Revista da Associação Médica Brasileira
Print version ISSN 0104-4230
OLIVEIRA, Agliberto Barbosa de et al. Immunoexpression of c-erbB-2 in intraductal proliferative lesions of the female breast. Rev. Assoc. Med. Bras. [online]. 2004, vol.50, n.3, pp. 324-329. ISSN 0104-4230. http://dx.doi.org/10.1590/S0104-42302004000300043.
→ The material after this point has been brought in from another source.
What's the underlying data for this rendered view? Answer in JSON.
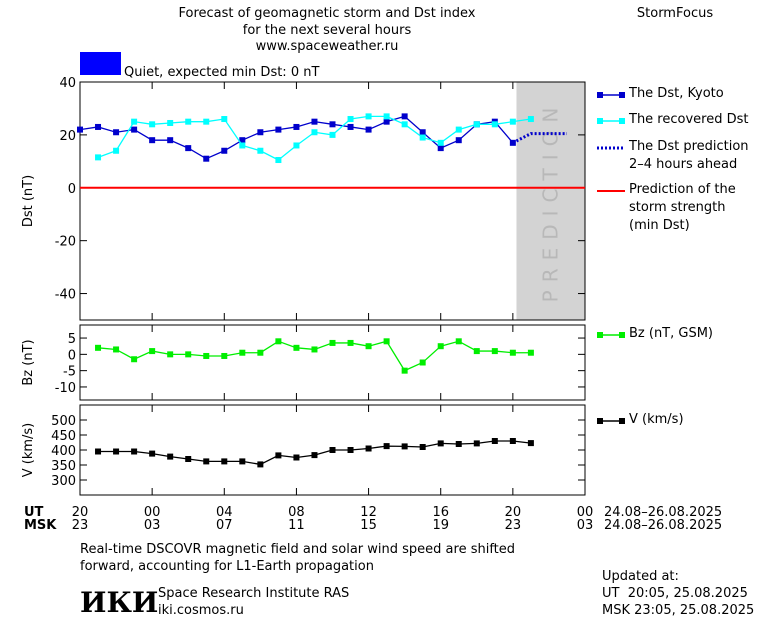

OBJECTIVES: Genetic modifications are related to genesis and development of cancer. Neoplasias in various organs express the c-erbB-2 oncogene. In intraductal proliferations of the breast it has been assessed as a risk factor for subsequent development of carcinoma. The c-erbB-2 immunoexpression in intraductal epithelial proliferations and the relationship with histopathological characteristics of ductal carcinoma in situ (DCIS) were evaluated. METHODS: File material from 88 women, which were tissue samples formalin-fixed, paraffin-embedded blocks, was used. Of these 51 presented with DCIS and 37 with ductal hyperplasia without atypia. Ages of the women ranged from 35 to 76 years. All cases were reviewed and nuclear grade, presence of necrosis, preponderance of histological subtype and its extension were verified. Specimens were obtained for the c-erB-2 immunohistochemical study of 84 of the women in question. RESULTS: No expression of the oncogene was verified in the hyperplasias without atypias and in tissues adjacent to all tissue samples. Expression of c-erbB-2 was verified in 9 (19.1%) of the DCIS (p= 0.0001). Immunoexpression was not related to the extension of the lesions. The c-erbB-2 immunoexpression in DCIS was correlated to the histological subtype (p=0.019), necrosis (p=0.0066), nuclear grade (p=0.0084) and Van Nuys Classification (p=0.039). CONCLUSIONS: Expression of c-erbB-2 was significant in proliferative lesions with risk (DCIS) and was correlated to histopathological characteristics: high nuclear grade, presence of necrosis and comedy subtype. There was no expression in the hyperplasias without atypias and adjacent tissues.
Keywords : Ductal carcinoma "in situ"; Intraductal proliferative lesions; C-erbB-2; Prognosis; Breast cancer.